Genetic Mapping With Allele Dosage Information in Tetraploid Urochloa decumbens (Stapf) R. D. Webster Reveals Insights Into Spittlebug (Notozulia entreriana Berg) Resistance

Abstract

Urochloa decumbens (Stapf) R. D. Webster is one of the most important African forage grasses in Brazilian beef production. Currently available genetic-genomic resources for this species are restricted mainly due to polyploidy and apomixis. Therefore, crucial genomic-molecular studies such as the construction of genetic maps and the mapping of quantitative trait loci (QTLs) are very challenging and consequently affect the advancement of molecular breeding. The objectives of this work were to (i) construct an integrated U. decumbens genetic map for a full-sibling progeny using GBS-based markers with allele dosage information, (ii) detect QTLs for spittlebug (Notozulia entreriana) resistance, and (iii) seek putative candidate genes involved in defense against biotic stresses. We used the Setaria viridis genome a reference to align GBS reads and selected 4,240 high-quality SNP markers with allele dosage information. Of these markers, 1,000 were distributed throughout nine homologous groups with a cumulative map length of 1,335.09 cM and an average marker density of 1.33 cM. We detected QTLs for resistance to spittlebug, an important pasture insect pest, that explained between 4.66 and 6.24% of the phenotypic variation.
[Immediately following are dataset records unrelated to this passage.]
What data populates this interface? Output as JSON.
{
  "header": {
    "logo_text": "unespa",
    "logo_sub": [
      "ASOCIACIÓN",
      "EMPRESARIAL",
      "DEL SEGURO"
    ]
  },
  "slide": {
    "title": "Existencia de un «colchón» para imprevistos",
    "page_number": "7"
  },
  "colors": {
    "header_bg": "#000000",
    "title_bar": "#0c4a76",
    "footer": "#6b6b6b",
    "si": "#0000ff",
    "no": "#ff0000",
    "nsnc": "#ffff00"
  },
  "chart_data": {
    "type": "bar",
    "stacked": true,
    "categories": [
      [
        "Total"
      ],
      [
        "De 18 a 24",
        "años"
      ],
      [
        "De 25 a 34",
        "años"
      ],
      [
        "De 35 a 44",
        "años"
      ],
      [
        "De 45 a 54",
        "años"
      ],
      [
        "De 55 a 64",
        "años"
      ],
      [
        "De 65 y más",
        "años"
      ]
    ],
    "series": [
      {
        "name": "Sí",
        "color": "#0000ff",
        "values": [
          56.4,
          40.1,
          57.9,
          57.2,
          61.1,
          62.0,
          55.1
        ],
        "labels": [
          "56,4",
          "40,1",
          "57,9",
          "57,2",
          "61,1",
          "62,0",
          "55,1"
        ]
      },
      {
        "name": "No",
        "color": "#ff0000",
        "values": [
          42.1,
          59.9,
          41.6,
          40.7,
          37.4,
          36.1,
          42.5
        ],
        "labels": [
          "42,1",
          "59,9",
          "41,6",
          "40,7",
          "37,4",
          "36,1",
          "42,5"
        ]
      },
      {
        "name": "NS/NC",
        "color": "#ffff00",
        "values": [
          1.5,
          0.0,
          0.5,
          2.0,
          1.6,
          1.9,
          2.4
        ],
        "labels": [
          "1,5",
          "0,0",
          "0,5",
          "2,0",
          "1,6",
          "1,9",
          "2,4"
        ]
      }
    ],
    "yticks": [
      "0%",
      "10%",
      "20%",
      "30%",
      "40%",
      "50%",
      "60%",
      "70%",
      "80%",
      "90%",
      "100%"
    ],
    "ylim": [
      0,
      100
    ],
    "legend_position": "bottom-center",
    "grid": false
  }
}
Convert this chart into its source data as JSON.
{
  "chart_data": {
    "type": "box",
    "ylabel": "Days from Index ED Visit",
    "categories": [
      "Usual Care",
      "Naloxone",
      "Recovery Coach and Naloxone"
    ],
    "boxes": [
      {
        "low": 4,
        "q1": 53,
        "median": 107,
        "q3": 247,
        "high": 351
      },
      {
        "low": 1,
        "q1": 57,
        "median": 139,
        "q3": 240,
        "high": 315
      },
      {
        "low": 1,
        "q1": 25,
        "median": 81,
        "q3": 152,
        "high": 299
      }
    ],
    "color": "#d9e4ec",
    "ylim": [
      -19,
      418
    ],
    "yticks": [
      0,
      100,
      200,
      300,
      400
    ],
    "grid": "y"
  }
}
These QTLs are in regions containing putative candidate genes related to defense against biotic stresses. Because this is the first genetic map with SNP autotetraploid dosage data and QTL detection in U. decumbens, it will be useful for future evolutionary studies, genome assembly, and other QTL analyses in Urochloa spp. Moreover, the results might facilitate the isolation of spittlebug-related candidate genes and help clarify the mechanism of spittlebug resistance. These approaches will improve selection efficiency and accuracy in U. decumbens molecular breeding and shorten the breeding cycle.

Keywords: Brachiaria; SNP; allele dosage; linkage map; polyploidy; quantitative traits; signalgrass.

FIGURE 1

Allele dosage in the parents and progeny, and the frequency histograms. (A) Marker S.5_20487325. Red squares represent the Aaaa parent and offspring, and blue circles represent the aaaa parent and offspring. (B) Marker D.2_28922605. Red squares represent the AAaa parent and offspring, blue circles represent the aaaa parent and the Aaaa offspring, and green triangles represent the aaaa offspring. (C) Marker XSS.1_23891474. Red squares represent AAAa parent and offspring, blue circles represent the Aaaa parent and the AAaa offspring, and green triangles represent the Aaaa offspring.

FIGURE 2

Linkage map for U. decumbens: homologous groups from 1 to 4. The genotype configuration of each marker is indicated by the marker name prefix and color. Simplex markers are represented in black; duplex markers are represented in green; double-simplex markers are represented in purple; X-double-simplex markers are represented in light blue; duplex-simplex markers are represented in dark blue and double-duplex markers are represented in orange. QTLs are identified in HG1 and HG2.

FIGURE 3

Linkage map for U. decumbens: homologous groups from 5 to 9. The genotype configuration of each marker is indicated by the marker name prefix and color. Simplex markers are represented in black; duplex markers are represented in green; double-simplex markers are represented in purple; X-double-simplex markers are represented in light blue; duplex-simplex markers are represented in dark blue and double-duplex markers are represented in orange. A QTL is identified in HG6.

FIGURE 4

Distribution of the distance between adjacent markers on the U. decumbens consensus genetic map.